Thomson Reuters also provides ICE’s Enforcement Removal Operations access to its license plate reader database, a service it contracts through Vigilant Solutions. Vigilant is a leading supplier of the license plate recognition information fed into ICE-accessible databases. Automated license plate readers (ALPRs) are high-speed, computer-controlled camera systems that are mounted on street poles, street lights, highway overpasses, or police squad cars that automatically capture all license plate numbers that come into view, along with location and timestamp data. ALPR data can assist in immigration raids by enabling ICE officials to map immigrants’ travel patterns and schedules, their home and work addresses, and their social networks. In December 2017, ICE signed a contract with Vigilant to gain access to its commercial license-plate reader database, which has more than 2 billion records. The commercial database is populated with data collected by repossession and towing companies, which connect license-plate readers to their vehicles to scan plates on cars that they pass by, along with location and timestamp data. Vigilant also has contracts with local, county, and state law enforcement agencies, which share data with ICE and other DHS partners. A January 2018 analysis by the Electronic Frontier Foundation found that over a dozen California law enforcement agencies share ALPR data with ICE through their Vigilant Solutions account.

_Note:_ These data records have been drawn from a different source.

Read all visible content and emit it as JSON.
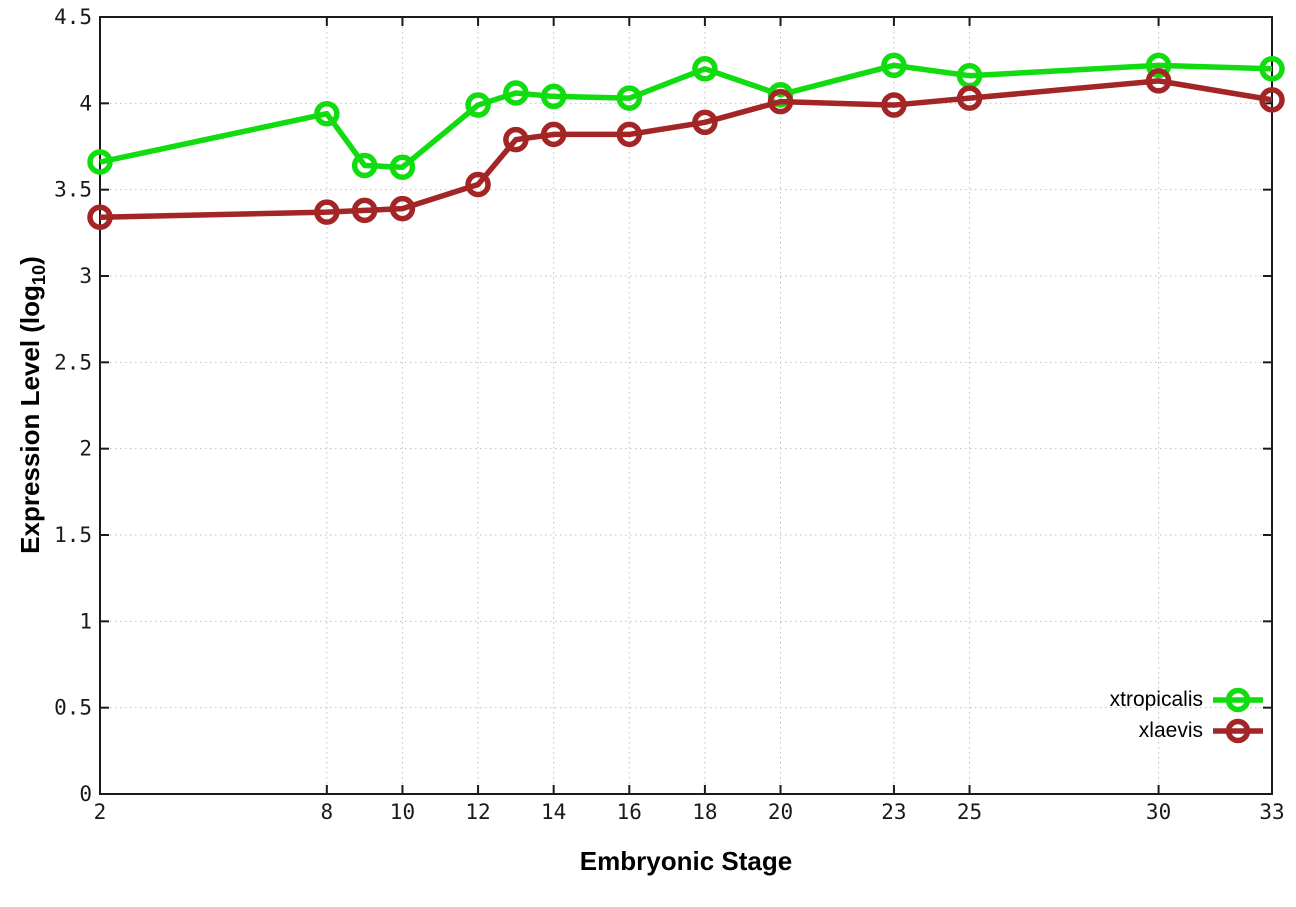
{
  "chart_data": {
    "type": "line",
    "title": "",
    "xlabel": "Embryonic Stage",
    "ylabel": "Expression Level (log10)",
    "ylabel_prefix": "Expression Level (log",
    "ylabel_sub": "10",
    "ylabel_suffix": ")",
    "xlim": [
      2,
      33
    ],
    "ylim": [
      0,
      4.5
    ],
    "x_ticks": [
      2,
      8,
      10,
      12,
      14,
      16,
      18,
      20,
      23,
      25,
      30,
      33
    ],
    "y_ticks": [
      0,
      0.5,
      1,
      1.5,
      2,
      2.5,
      3,
      3.5,
      4,
      4.5
    ],
    "y_tick_labels": [
      "0",
      "0.5",
      "1",
      "1.5",
      "2",
      "2.5",
      "3",
      "3.5",
      "4",
      "4.5"
    ],
    "grid": true,
    "marker": "open-circle",
    "legend_position": "inside-bottom-right",
    "series": [
      {
        "name": "xtropicalis",
        "color": "#10dc10",
        "x": [
          2,
          8,
          9,
          10,
          12,
          13,
          14,
          16,
          18,
          20,
          23,
          25,
          30,
          33
        ],
        "values": [
          3.66,
          3.94,
          3.64,
          3.63,
          3.99,
          4.06,
          4.04,
          4.03,
          4.2,
          4.05,
          4.22,
          4.16,
          4.22,
          4.2
        ]
      },
      {
        "name": "xlaevis",
        "color": "#a32525",
        "x": [
          2,
          8,
          9,
          10,
          12,
          13,
          14,
          16,
          18,
          20,
          23,
          25,
          30,
          33
        ],
        "values": [
          3.34,
          3.37,
          3.38,
          3.39,
          3.53,
          3.79,
          3.82,
          3.82,
          3.89,
          4.01,
          3.99,
          4.03,
          4.13,
          4.02
        ]
      }
    ],
    "style": {
      "grid_color": "#c0c0c0",
      "axis_color": "#1a1a1a",
      "background": "#ffffff"
    }
  }
}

In 2018, ICE awarded a $2.4 million no-bid follow-up contract to privately owned Pen-Link for a proprietary telecommunications analysis and intercept software suite. The software mines and analyzes telecommunications and geolocation data, including but not limited to call detail records, cell site usage, email accounts, precision location pings, social media, SMS/texts, and smartphone messaging services such as WhatsApp. Pen-Link also collects wiretap intercepts in real-time for tracking and live monitoring. The $2.4 million contract is part of a larger 4-year contract with ICE through 2022 worth potentially $10 million.